US stock market NOSEDIVING toward WORST December since GREAT DEPRESSION

The two benchmark US stock indexes are poised for a dark December with the Dow Jones and S&P 500 down 7.8 percent and 7.6 percent so far this month. This puts them both on a collision course to plummet to their worst December performance since December 1931 as concerns over economic global growth rattle markets. During that time, the Dow lost 17 percent of its value, and the S&P 500 declined by 15 percent. Yesterday saw the Dow Jones end the trading day in the red, down 507.53 points, or 2.11 percent, to 23,592.98, while the S&P 500 lost 54.01 points, or 2.08 percent, to 2,545.94.

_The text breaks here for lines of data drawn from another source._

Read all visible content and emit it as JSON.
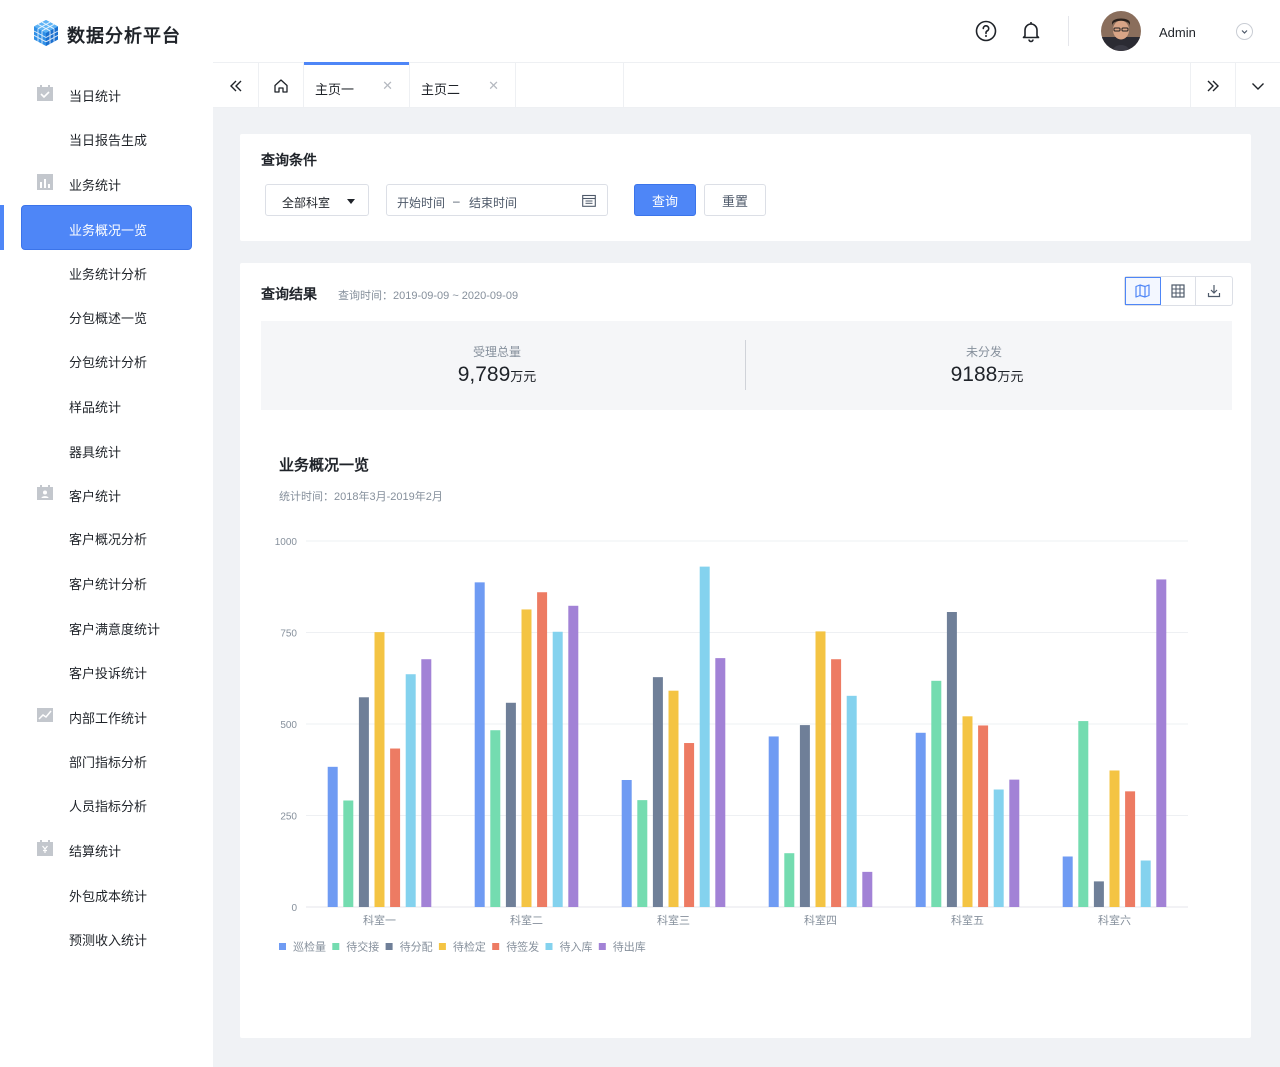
{
  "app": {
    "title": "数据分析平台"
  },
  "header": {
    "user_name": "Admin",
    "icons": [
      "help-icon",
      "bell-icon"
    ]
  },
  "sidebar": {
    "items": [
      {
        "label": "当日统计",
        "icon": "calendar-check-icon",
        "group": true
      },
      {
        "label": "当日报告生成"
      },
      {
        "label": "业务统计",
        "icon": "bar-chart-icon",
        "group": true
      },
      {
        "label": "业务概况一览",
        "active": true
      },
      {
        "label": "业务统计分析"
      },
      {
        "label": "分包概述一览"
      },
      {
        "label": "分包统计分析"
      },
      {
        "label": "样品统计"
      },
      {
        "label": "器具统计"
      },
      {
        "label": "客户统计",
        "icon": "contact-card-icon",
        "group": true
      },
      {
        "label": "客户概况分析"
      },
      {
        "label": "客户统计分析"
      },
      {
        "label": "客户满意度统计"
      },
      {
        "label": "客户投诉统计"
      },
      {
        "label": "内部工作统计",
        "icon": "trend-line-icon",
        "group": true
      },
      {
        "label": "部门指标分析"
      },
      {
        "label": "人员指标分析"
      },
      {
        "label": "结算统计",
        "icon": "yen-calendar-icon",
        "group": true
      },
      {
        "label": "外包成本统计"
      },
      {
        "label": "预测收入统计"
      }
    ]
  },
  "tabs": [
    {
      "label": "主页一",
      "active": true
    },
    {
      "label": "主页二",
      "active": false
    }
  ],
  "query": {
    "title": "查询条件",
    "department_value": "全部科室",
    "start_placeholder": "开始时间",
    "date_separator": "–",
    "end_placeholder": "结束时间",
    "search_label": "查询",
    "reset_label": "重置"
  },
  "result": {
    "title": "查询结果",
    "query_time": "查询时间：2019-09-09 ~ 2020-09-09",
    "summary": [
      {
        "label": "受理总量",
        "value": "9,789",
        "unit": "万元"
      },
      {
        "label": "未分发",
        "value": "9188",
        "unit": "万元"
      }
    ]
  },
  "chart_title": "业务概况一览",
  "chart_subtitle": "统计时间：2018年3月-2019年2月",
  "chart_data": {
    "type": "bar",
    "categories": [
      "科室一",
      "科室二",
      "科室三",
      "科室四",
      "科室五",
      "科室六"
    ],
    "ylim": [
      0,
      1000
    ],
    "yticks": [
      0,
      250,
      500,
      750,
      1000
    ],
    "grid": true,
    "legend_position": "bottom-left",
    "series": [
      {
        "name": "巡检量",
        "color": "#6f9bf3",
        "values": [
          383,
          887,
          347,
          466,
          476,
          138
        ]
      },
      {
        "name": "待交接",
        "color": "#74dcb0",
        "values": [
          291,
          483,
          292,
          147,
          618,
          508
        ]
      },
      {
        "name": "待分配",
        "color": "#6f7f98",
        "values": [
          573,
          558,
          628,
          497,
          806,
          70
        ]
      },
      {
        "name": "待检定",
        "color": "#f4c443",
        "values": [
          751,
          813,
          591,
          753,
          521,
          373
        ]
      },
      {
        "name": "待签发",
        "color": "#ed7b63",
        "values": [
          433,
          860,
          448,
          677,
          496,
          316
        ]
      },
      {
        "name": "待入库",
        "color": "#84d2ee",
        "values": [
          636,
          752,
          930,
          577,
          321,
          127
        ]
      },
      {
        "name": "待出库",
        "color": "#a282d6",
        "values": [
          677,
          823,
          680,
          96,
          348,
          895
        ]
      }
    ]
  }
}
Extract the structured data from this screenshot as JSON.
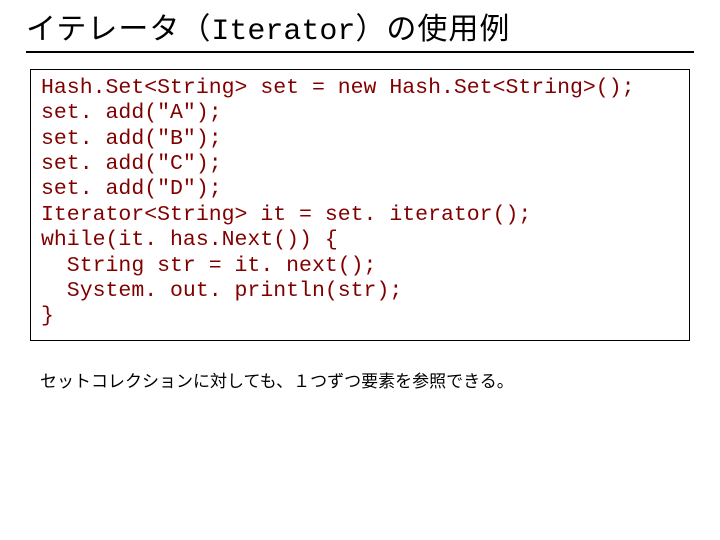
{
  "title": {
    "pre": "イテレータ（",
    "mono": "Iterator",
    "post": "）の使用例"
  },
  "code": "Hash.Set<String> set = new Hash.Set<String>();\nset. add(\"A\");\nset. add(\"B\");\nset. add(\"C\");\nset. add(\"D\");\nIterator<String> it = set. iterator();\nwhile(it. has.Next()) {\n  String str = it. next();\n  System. out. println(str);\n}",
  "caption": "セットコレクションに対しても、１つずつ要素を参照できる。"
}
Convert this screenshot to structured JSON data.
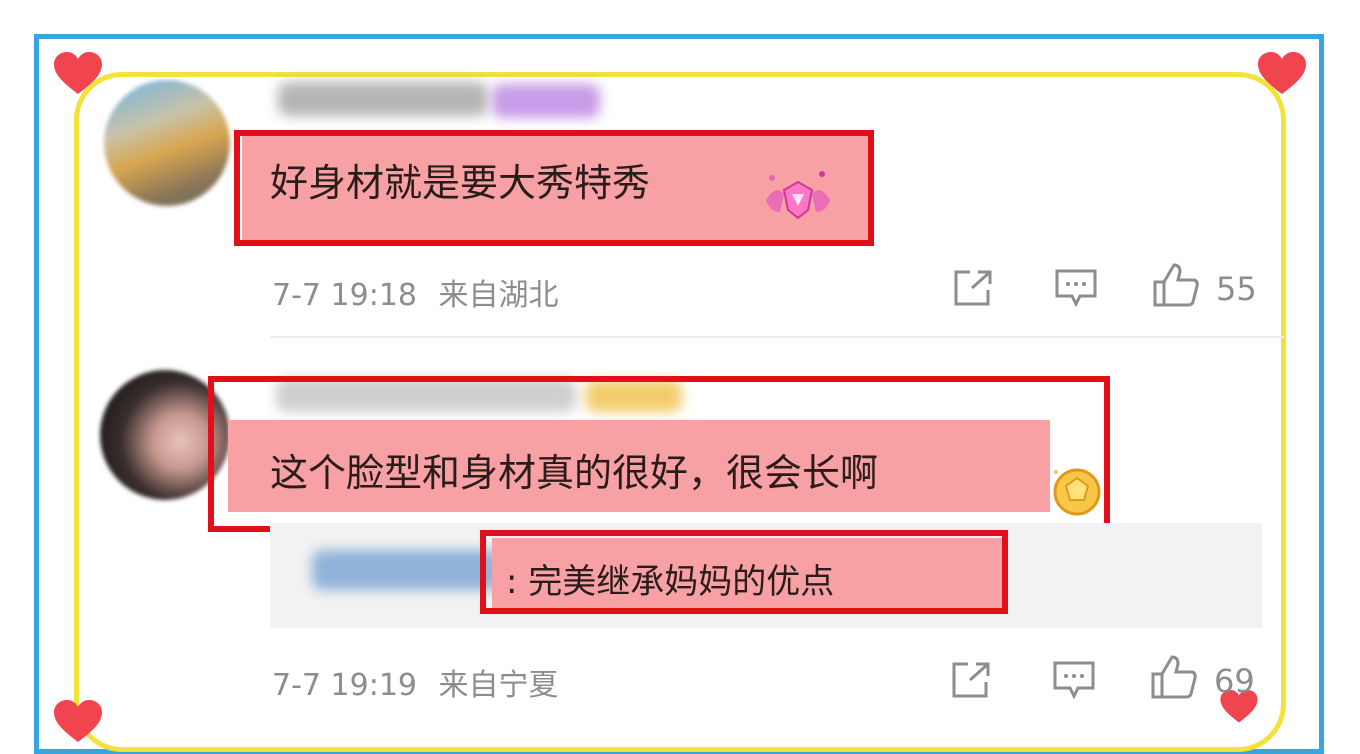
{
  "comments": [
    {
      "text": "好身材就是要大秀特秀",
      "time": "7-7 19:18",
      "location": "来自湖北",
      "likes": "55"
    },
    {
      "text": "这个脸型和身材真的很好，很会长啊",
      "time": "7-7 19:19",
      "location": "来自宁夏",
      "likes": "69",
      "reply": {
        "text": ": 完美继承妈妈的优点"
      }
    }
  ],
  "colors": {
    "frame_blue": "#39a5e0",
    "frame_yellow": "#f3e23a",
    "heart": "#f0444f",
    "highlight_pink": "#f7a1a5",
    "highlight_border": "#e10f1a"
  },
  "icons": [
    "heart-icon",
    "share-icon",
    "comment-icon",
    "like-icon",
    "vip-badge-icon",
    "fan-badge-icon"
  ]
}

This puts the S&P 500 at its lowest in 14 months.

Nearly 2,000 stocks on the New York Stock Exchange and Nasdaq hit 52-week lows, the most in nearly three years. Only 40 reached new highs.

Concerns about flagging consumer sentiment pushed down S&P 500 consumer discretionary stocks, which tumbled 2.8 percent.

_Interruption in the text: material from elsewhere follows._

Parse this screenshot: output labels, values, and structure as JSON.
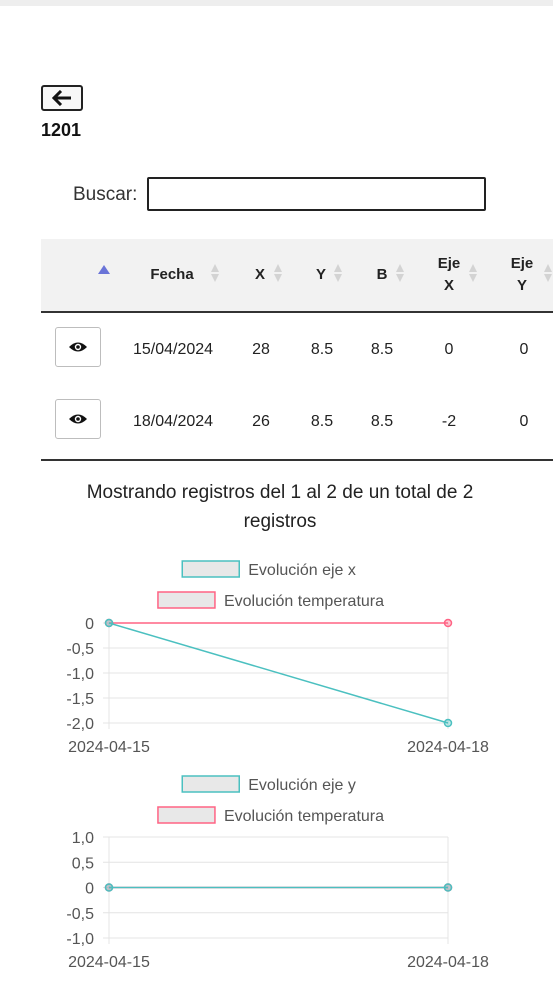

Among the biggest losses was Amazon.com Inc, which saw a drop of 4.5 percent.

Investors said market skittishness was likely to persist heading into the Federal Open Market Committee meeting on Tuesday and Wednesday.

An indication that the Fed would slow its pace of interest-rate hikes could calm markets, but the US central bank’s intentions remain unclear, said Ryan Detrick, senior market strategist at LPL Financial in Charlotte, North Carolina.

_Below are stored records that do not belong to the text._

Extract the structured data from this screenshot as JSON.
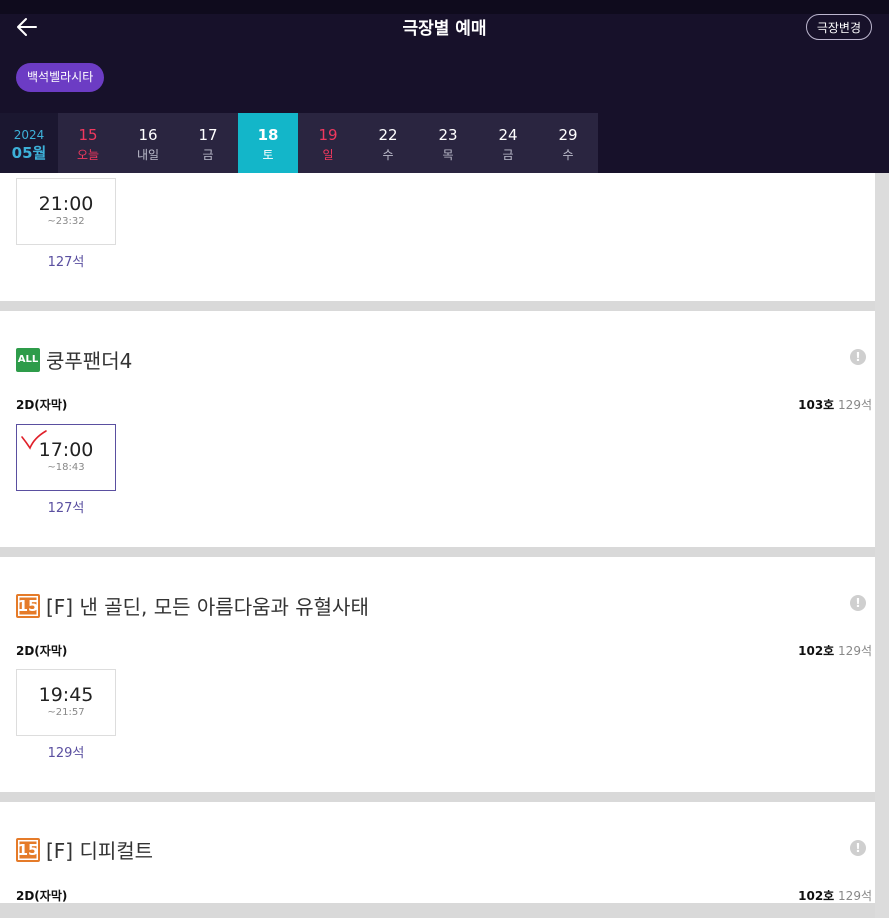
{
  "header": {
    "title": "극장별 예매",
    "change_label": "극장변경",
    "cinema": "백석벨라시타"
  },
  "calendar": {
    "year": "2024",
    "month": "05월",
    "days": [
      {
        "num": "15",
        "label": "오늘"
      },
      {
        "num": "16",
        "label": "내일"
      },
      {
        "num": "17",
        "label": "금"
      },
      {
        "num": "18",
        "label": "토"
      },
      {
        "num": "19",
        "label": "일"
      },
      {
        "num": "22",
        "label": "수"
      },
      {
        "num": "23",
        "label": "목"
      },
      {
        "num": "24",
        "label": "금"
      },
      {
        "num": "29",
        "label": "수"
      }
    ],
    "selected": "18"
  },
  "sections": [
    {
      "showtimes": [
        {
          "time": "21:00",
          "end": "~23:32",
          "seats": "127석"
        }
      ]
    },
    {
      "rating": "ALL",
      "title": "쿵푸팬더4",
      "format": "2D(자막)",
      "hall": "103호",
      "total_seats": "129석",
      "showtimes": [
        {
          "time": "17:00",
          "end": "~18:43",
          "seats": "127석"
        }
      ]
    },
    {
      "rating": "15",
      "title": "[F] 낸 골딘, 모든 아름다움과 유혈사태",
      "format": "2D(자막)",
      "hall": "102호",
      "total_seats": "129석",
      "showtimes": [
        {
          "time": "19:45",
          "end": "~21:57",
          "seats": "129석"
        }
      ]
    },
    {
      "rating": "15",
      "title": "[F] 디피컬트",
      "format": "2D(자막)",
      "hall": "102호",
      "total_seats": "129석"
    }
  ],
  "icons": {
    "back": "arrow-left-icon",
    "info": "info-icon",
    "selected_mark": "checkmark-icon"
  },
  "colors": {
    "header_bg": "#17112a",
    "accent_purple": "#6c3cc4",
    "selected_day": "#13b6c9",
    "holiday_red": "#f0385e",
    "rating_all": "#2e9c4a",
    "rating_15": "#e57b29"
  }
}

Mr Detrick said: ”We’re all holding our breath for the Fed.

“If the Fed takes its foot off the pedal for the first half of next year, that would get rid of one uncertainty.”

David Kelly, chief global strategist at JPMorgan Funds, said: “With increased stock market volatility and signs of slower growth overseas, there are increasing calls for the Fed to halt its rate increases.

“This is where the Fed needs to keep its head first, because current Fed policy is neither too aggressive nor too tight and second, because a change of course at this point could undermine confidence.”

A flurry of disappointing data from China and Europe has impacted markets negatively as fears of a slowdown in global growth begin to intensify.

Gloomy figures from China revealed retail sales in the world’s second-largest economy grew at the weakest pace since 2003 and industrial output rose by the least in nearly three years.

While in Europe, borrowing costs were revealed to have tumbled to their lowest point in more than four years.

The ‘flash’ eurozone purchasing managers’ index of business activity in the bloc, fell to to 51.3 in December, its weakest since November 2014.